What's going on? The retailing business is entering a new era, in which home shopping in all its forms increasingly will compete with traditional stores and malls. The competitive edge in this new horse race will be less a matter of fashion than information.
The contest looks unequal today--crude costume jewelry sold on TV compared to splendors of the world sold in fashion malls. And to be sure, it would be unwise to count out traditional retailers, especially if they're smart enough to change with the times.
But over time, watch for the electronic emporium to become more of a challenge for the store, because retailing today, like so many other businesses, is being driven by efficiency and information. Consumers want more information because they want to spend less time shopping.
The trend is well established.
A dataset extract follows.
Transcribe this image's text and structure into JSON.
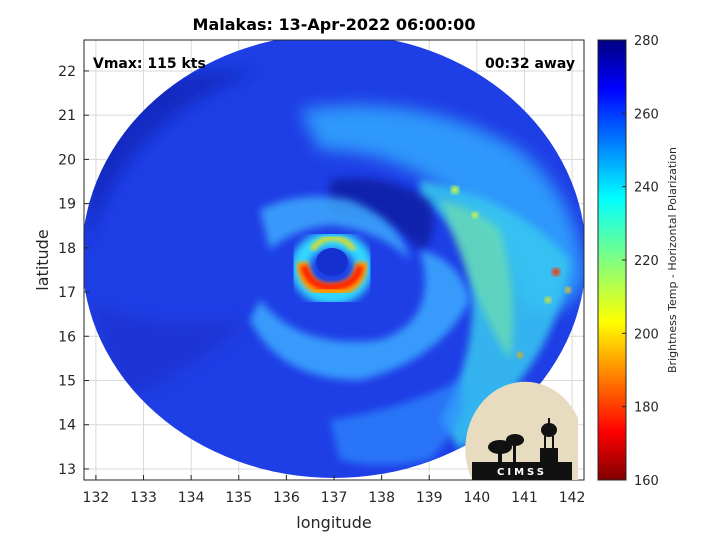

Customers have been spending less time in stores, reports Stillerman & Jones, an Indianapolis retail consultancy--72 minutes on an average visit compared to 90 minutes a decade ago. They are making fewer trips to the mall and visiting fewer stores, but are spending more each time they do go shopping.
In a word, they are making their shopping more efficient. And they're demanding that stores help them to be efficient, says Jody Martin, a vice president at Stillerman & Jones. That means "convenient layouts for merchandise, lots of information for customers and quick checkout."
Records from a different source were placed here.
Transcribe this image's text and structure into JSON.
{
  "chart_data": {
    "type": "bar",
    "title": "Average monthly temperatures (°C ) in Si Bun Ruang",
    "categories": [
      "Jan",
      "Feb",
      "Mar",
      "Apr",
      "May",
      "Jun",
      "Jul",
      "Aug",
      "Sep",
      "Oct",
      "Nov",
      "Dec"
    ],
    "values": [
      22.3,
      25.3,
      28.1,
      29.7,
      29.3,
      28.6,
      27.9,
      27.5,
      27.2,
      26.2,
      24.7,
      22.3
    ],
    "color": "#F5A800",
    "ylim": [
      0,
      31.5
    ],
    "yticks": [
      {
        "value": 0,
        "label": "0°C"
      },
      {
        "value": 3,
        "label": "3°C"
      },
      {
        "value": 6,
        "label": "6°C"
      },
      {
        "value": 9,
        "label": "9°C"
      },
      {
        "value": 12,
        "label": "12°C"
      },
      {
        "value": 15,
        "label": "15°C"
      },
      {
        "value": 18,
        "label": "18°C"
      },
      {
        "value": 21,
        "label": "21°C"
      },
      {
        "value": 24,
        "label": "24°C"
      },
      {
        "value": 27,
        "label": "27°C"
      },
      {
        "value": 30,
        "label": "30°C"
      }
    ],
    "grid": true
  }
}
Old notions about shopping are being redefined. "People don't shop to entertain themselves," Forbes magazine said in a recent cover story. "They shop for information--about prices, colors, features."
Therefore, May, Dayton, Carter Hawley and also Kmart, J.C. Penney and other chains are right to spend on refurbishing their stores. They must be up-to-date because they have fewer chances at each customer and more competition all the time.
For there's no doubt television shopping is attracting customers. Diller's QVC and Home Shopping Network, in existence less than a decade, had combined sales of more than $2 billion last year. Diller's operation is growing almost 20% a year.
The former film executive's boast that QVC will become a competitive powerhouse in the broader retailing industry--a business of almost $800 billion in shopping center sales--may look ambitious.
"It will be a supplement for going to the store, not a substitute," says analyst Monroe Greenstein of the Lazard Freres investment firm, reflecting a view of QVC as a video catalogue supplier of home furnishings, jewelry and decorative items.
But Diller is moving into apparel, the heart of the department stores' business, in a particularly shrewd way. The fashions sold on QVC typically appeal to older, larger-sized customers who may not look upon a trip to the mall as a pleasurable experience. This way they can shop anonymously.
One catch is that apparel is a risky business for home shopping. All customers, women and men alike, want to try on clothing to see how it fits, how it looks.
Customers trying and returning garments have proved costly for catalogue companies, including Sears, which closed its catalogue operation last year. The problem was one of information--the catalogue's picture and text didn't tell customers as much about the garment as trying it on would have.
But Diller knows that television improves information by giving a better picture and that, over time, technology will improve that picture by making it three-dimensional and interactive.
Meanwhile, QVC asks its customers not only for their sizes but for any peculiarities of fit--a sloping shoulder, a bulge here or there. All that information goes into the QVC database--an invaluable asset in today's retailing business.
That's why QVC's stock price--at roughly 40 times last year's earnings--is so high. Investors are impressed not so much by fashion as by Diller's understanding of the competitive role of information.
No Time for Bargain Hunting?
As shoopers have spent marginally less time in the mall in recent years, their expenditures per shopping trip has gone up steadily--even in the 1991-92 recession.